GALERIA KULUNGWANA - MAPUTO
MOÇAMBIQUE; Maio | 2019
MARÉ CHEIA
Alguns artistas são atributos da rua, seus modos têm que ver com a vastidão do atelier exterior que é a cidade e o mundo, quero dizer, seu pensamento é largamente votado para uma oficina de exploração de culturas e lugares distintos, resultando numa súmula de identidades que, ao invés de ensimesmar uma só tradição absorve e celebra todas as referências possíveis. Assim são Manuela Pimentel e JAS.
Se repararmos, mais ou menos claramente, um e outro, de obra tão distinta, comportam-se como fabricando na imensidão do mundo, colhendo cartazes das paredes de todas as cidades, escolhendo papeis japoneses ou nepaleses, aludindo a tempos e lugares diferentes sem limite. Há uma qualquer coisa de retribuíção, estão atentos ao que são os outros, as suas referências e história, e a arte comparece enquanto respeito e conhecimento. Cada peça elogia o que integra, é um modo de integração.
Em certa medida, a arte de Manuela Pimentel e de JAS vai ao encontro de uma característica fundamental da portugalidade: a mestiçagem.

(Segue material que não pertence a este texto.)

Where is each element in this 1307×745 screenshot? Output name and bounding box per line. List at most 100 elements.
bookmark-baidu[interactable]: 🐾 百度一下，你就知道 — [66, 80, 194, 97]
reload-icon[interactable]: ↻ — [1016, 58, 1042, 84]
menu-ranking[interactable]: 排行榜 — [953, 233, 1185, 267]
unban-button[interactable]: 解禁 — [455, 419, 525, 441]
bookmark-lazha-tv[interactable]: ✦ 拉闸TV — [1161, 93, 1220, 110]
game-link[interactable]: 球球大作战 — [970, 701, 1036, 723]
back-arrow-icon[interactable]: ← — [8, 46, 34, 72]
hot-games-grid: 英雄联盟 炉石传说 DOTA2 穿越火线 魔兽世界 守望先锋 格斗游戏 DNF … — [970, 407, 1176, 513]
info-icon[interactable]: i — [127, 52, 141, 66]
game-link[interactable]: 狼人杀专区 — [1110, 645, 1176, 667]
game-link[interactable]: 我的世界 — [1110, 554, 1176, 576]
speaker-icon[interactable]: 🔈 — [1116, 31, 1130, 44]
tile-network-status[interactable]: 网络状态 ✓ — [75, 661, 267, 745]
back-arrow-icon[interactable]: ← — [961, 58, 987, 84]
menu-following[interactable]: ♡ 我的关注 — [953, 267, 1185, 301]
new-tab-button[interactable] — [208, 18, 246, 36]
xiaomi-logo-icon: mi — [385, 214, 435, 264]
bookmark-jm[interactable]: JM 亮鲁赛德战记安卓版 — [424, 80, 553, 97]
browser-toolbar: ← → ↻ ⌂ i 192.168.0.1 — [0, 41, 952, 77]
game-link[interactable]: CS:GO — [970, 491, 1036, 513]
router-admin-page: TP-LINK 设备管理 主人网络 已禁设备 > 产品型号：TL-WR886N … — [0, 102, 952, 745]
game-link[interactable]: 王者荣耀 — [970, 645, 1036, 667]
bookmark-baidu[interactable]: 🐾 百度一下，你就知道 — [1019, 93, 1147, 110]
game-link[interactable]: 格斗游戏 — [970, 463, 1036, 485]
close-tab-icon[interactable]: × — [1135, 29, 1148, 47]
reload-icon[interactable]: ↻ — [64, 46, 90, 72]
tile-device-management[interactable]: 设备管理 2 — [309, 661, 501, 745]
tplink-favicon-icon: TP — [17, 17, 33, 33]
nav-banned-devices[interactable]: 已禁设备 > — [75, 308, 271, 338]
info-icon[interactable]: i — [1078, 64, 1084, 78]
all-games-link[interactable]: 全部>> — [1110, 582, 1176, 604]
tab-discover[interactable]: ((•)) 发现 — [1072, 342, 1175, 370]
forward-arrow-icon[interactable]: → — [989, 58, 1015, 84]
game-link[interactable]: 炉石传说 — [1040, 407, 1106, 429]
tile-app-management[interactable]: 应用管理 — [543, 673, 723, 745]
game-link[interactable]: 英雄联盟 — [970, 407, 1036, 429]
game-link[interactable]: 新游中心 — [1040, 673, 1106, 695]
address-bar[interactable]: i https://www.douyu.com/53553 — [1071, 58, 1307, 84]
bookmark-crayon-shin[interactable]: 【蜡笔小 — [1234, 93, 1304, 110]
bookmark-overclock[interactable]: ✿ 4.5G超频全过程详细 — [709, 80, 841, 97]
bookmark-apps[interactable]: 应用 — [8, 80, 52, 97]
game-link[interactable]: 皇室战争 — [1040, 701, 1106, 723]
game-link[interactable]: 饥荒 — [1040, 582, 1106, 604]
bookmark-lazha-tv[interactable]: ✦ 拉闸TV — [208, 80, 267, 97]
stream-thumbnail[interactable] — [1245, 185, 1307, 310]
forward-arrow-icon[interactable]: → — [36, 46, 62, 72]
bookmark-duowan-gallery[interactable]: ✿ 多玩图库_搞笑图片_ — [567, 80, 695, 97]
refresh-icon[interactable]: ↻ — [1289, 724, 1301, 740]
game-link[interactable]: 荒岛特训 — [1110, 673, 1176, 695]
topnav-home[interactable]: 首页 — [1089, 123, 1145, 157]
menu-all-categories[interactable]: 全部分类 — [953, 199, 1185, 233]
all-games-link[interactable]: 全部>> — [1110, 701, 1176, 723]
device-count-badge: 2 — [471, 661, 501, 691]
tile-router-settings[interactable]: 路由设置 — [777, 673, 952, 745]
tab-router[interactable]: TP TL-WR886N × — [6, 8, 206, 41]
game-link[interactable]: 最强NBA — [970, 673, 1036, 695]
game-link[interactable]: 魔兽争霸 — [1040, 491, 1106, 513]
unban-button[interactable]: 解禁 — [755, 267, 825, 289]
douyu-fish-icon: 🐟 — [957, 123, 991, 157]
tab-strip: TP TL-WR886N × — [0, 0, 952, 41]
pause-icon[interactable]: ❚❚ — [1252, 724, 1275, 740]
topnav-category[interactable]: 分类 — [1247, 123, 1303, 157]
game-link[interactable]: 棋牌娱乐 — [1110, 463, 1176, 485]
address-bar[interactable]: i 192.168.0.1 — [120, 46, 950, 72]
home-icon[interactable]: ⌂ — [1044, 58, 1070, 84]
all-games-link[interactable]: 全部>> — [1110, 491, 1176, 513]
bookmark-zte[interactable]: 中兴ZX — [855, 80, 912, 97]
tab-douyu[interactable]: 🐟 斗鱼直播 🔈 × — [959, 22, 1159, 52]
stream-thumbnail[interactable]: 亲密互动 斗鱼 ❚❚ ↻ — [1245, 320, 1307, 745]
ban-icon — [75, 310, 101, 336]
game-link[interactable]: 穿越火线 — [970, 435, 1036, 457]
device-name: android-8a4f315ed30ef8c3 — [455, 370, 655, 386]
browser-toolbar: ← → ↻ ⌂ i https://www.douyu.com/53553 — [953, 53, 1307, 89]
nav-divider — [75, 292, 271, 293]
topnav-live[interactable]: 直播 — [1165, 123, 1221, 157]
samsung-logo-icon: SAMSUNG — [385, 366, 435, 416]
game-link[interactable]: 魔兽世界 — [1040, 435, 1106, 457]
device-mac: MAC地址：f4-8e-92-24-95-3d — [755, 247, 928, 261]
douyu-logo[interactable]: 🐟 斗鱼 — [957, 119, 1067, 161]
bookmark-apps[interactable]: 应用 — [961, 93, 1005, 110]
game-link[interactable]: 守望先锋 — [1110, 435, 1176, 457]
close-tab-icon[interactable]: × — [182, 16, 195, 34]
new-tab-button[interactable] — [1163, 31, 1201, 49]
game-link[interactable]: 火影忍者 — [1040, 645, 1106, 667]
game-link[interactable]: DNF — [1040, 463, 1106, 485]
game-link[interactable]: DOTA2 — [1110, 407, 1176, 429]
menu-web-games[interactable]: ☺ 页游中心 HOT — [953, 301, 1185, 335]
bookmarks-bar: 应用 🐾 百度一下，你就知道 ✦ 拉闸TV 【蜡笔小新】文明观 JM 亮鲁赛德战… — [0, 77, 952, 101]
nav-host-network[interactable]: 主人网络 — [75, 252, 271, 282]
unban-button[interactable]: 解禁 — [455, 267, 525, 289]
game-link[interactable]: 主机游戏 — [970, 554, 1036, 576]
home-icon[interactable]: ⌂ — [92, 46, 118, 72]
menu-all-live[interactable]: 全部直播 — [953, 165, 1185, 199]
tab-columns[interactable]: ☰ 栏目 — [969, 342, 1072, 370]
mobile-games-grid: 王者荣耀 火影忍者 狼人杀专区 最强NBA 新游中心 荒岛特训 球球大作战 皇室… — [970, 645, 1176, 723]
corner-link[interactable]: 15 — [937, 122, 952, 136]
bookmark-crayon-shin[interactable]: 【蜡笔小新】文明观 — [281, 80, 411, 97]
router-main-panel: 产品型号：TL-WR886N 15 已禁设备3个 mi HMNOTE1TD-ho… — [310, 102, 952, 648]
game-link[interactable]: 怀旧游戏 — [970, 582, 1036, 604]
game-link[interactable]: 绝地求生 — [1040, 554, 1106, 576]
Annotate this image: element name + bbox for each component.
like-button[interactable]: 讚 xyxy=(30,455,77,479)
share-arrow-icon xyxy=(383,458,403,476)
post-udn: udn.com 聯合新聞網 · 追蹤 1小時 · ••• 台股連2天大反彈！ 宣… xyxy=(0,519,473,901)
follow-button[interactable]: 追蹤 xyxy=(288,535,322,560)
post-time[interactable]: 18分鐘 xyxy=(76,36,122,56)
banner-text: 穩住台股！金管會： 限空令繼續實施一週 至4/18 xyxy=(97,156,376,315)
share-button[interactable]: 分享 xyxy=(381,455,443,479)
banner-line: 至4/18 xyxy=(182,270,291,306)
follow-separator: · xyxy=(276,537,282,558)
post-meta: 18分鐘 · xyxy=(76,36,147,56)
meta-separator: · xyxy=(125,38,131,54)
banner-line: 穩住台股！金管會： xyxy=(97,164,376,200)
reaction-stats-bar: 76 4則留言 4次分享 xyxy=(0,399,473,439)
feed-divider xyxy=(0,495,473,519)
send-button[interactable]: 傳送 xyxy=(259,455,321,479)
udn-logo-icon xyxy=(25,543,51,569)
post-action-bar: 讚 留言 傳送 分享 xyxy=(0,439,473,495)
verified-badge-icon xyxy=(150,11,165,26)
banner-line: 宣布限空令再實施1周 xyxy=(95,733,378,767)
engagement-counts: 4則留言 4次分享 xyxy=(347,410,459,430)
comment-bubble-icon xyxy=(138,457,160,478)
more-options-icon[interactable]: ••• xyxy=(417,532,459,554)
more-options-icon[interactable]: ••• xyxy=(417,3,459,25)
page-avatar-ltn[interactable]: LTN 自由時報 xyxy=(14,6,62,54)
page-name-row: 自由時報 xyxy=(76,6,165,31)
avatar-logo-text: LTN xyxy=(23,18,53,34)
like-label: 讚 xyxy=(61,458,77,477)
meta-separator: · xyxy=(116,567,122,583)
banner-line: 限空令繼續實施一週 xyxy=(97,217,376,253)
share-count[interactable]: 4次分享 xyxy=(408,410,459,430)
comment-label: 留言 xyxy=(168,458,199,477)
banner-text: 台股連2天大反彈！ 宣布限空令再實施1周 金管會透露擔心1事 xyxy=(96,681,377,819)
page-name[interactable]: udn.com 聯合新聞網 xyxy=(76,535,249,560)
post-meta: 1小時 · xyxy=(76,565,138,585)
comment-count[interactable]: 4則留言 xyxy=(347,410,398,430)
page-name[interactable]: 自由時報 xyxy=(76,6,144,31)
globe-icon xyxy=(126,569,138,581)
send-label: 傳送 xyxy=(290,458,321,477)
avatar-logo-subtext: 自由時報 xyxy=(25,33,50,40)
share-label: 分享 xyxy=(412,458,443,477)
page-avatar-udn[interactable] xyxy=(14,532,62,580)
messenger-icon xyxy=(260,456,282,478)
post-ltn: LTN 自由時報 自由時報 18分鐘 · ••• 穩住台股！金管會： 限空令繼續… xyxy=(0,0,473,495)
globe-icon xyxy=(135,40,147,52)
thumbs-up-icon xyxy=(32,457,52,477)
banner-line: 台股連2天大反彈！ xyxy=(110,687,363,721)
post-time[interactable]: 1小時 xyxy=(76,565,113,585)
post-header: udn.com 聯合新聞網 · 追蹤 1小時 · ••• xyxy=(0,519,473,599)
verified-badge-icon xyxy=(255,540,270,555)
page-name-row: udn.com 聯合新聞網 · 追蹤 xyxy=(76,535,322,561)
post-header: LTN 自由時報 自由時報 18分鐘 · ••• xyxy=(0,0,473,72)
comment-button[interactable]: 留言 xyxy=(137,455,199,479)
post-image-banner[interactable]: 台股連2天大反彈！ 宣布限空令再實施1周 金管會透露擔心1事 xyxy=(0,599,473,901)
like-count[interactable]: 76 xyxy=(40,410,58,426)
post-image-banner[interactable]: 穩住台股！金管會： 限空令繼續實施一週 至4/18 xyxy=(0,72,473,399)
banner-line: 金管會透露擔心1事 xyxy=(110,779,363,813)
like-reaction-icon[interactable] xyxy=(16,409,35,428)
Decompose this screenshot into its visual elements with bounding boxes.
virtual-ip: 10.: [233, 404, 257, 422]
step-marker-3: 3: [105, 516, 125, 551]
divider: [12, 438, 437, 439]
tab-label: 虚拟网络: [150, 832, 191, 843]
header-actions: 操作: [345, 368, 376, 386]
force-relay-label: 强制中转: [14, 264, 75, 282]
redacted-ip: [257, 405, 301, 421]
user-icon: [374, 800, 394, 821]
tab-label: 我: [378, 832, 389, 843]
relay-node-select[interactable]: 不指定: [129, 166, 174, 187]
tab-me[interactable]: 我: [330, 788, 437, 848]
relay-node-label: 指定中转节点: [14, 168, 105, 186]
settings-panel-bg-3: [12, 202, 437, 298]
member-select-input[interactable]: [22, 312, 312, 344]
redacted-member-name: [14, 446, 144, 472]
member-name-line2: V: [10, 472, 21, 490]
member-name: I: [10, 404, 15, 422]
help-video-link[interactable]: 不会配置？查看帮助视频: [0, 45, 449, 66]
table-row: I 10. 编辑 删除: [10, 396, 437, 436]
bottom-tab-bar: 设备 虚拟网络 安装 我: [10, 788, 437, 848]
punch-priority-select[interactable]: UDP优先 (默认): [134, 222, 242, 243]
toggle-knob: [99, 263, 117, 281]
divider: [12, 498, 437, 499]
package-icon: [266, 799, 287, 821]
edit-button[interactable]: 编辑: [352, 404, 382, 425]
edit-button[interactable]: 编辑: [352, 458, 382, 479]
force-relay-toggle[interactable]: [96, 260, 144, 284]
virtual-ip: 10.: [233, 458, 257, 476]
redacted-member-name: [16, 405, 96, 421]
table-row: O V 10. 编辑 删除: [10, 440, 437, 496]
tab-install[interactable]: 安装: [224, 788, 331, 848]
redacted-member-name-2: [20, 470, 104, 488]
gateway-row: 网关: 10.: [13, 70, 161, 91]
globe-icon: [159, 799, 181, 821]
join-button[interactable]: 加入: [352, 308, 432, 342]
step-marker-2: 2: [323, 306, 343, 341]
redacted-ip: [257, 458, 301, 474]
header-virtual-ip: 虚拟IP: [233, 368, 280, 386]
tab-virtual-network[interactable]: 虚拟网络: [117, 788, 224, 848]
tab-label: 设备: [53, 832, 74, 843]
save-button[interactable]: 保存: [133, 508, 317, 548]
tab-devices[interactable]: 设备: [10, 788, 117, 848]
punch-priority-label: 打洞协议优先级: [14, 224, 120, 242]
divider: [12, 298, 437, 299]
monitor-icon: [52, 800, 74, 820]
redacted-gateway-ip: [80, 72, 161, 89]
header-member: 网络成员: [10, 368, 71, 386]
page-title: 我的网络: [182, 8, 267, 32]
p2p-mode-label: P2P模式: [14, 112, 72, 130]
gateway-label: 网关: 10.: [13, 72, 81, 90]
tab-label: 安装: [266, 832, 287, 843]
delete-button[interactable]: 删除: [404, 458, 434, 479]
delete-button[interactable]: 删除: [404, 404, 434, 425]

O povo português é o mais mestiço da Europa, arrastando nos séculos da sua história uma longa propensão a ser seduzido, fazendo de nosso sangue e nossa pele uma receita única de encontro com povos de todos os continentes. Gosto de entender a obra destes dois artistas como mestiça, emando de Portugal mas absorvendo e respeitando outras culturas, como um corpo que se repensa e se aperfeiçoa para não desperdiçar descoberta alguma.
Maré Cheia é uma alusão à tragédia moçambicana que comove e mobiliza o mundo inteiro, mas pode significar também essa ideia de que a arte é, se assim o quiser, uma abundância onde se acolhe o outro. Com estas obras, Manuela Pimentel e JAS acolhem Moçambique e sua tragédia, acolhem cada pessoa, como se dentro de uma obra de arte pudesse haver redenção, pudesse haver a simples manifestação protectora da paz e da compaixão.
Não nos salvaremos dentro de um quadro, dentro de um desenho, mas a partir do belíssimo trabalho de Manuela e de JAS poderemos ostentar a belíssima intenção de nos conhecermos e de nos apoiarmos. A arte é potenciação. Ela toma o que pode ser pouco e propõe o infinito.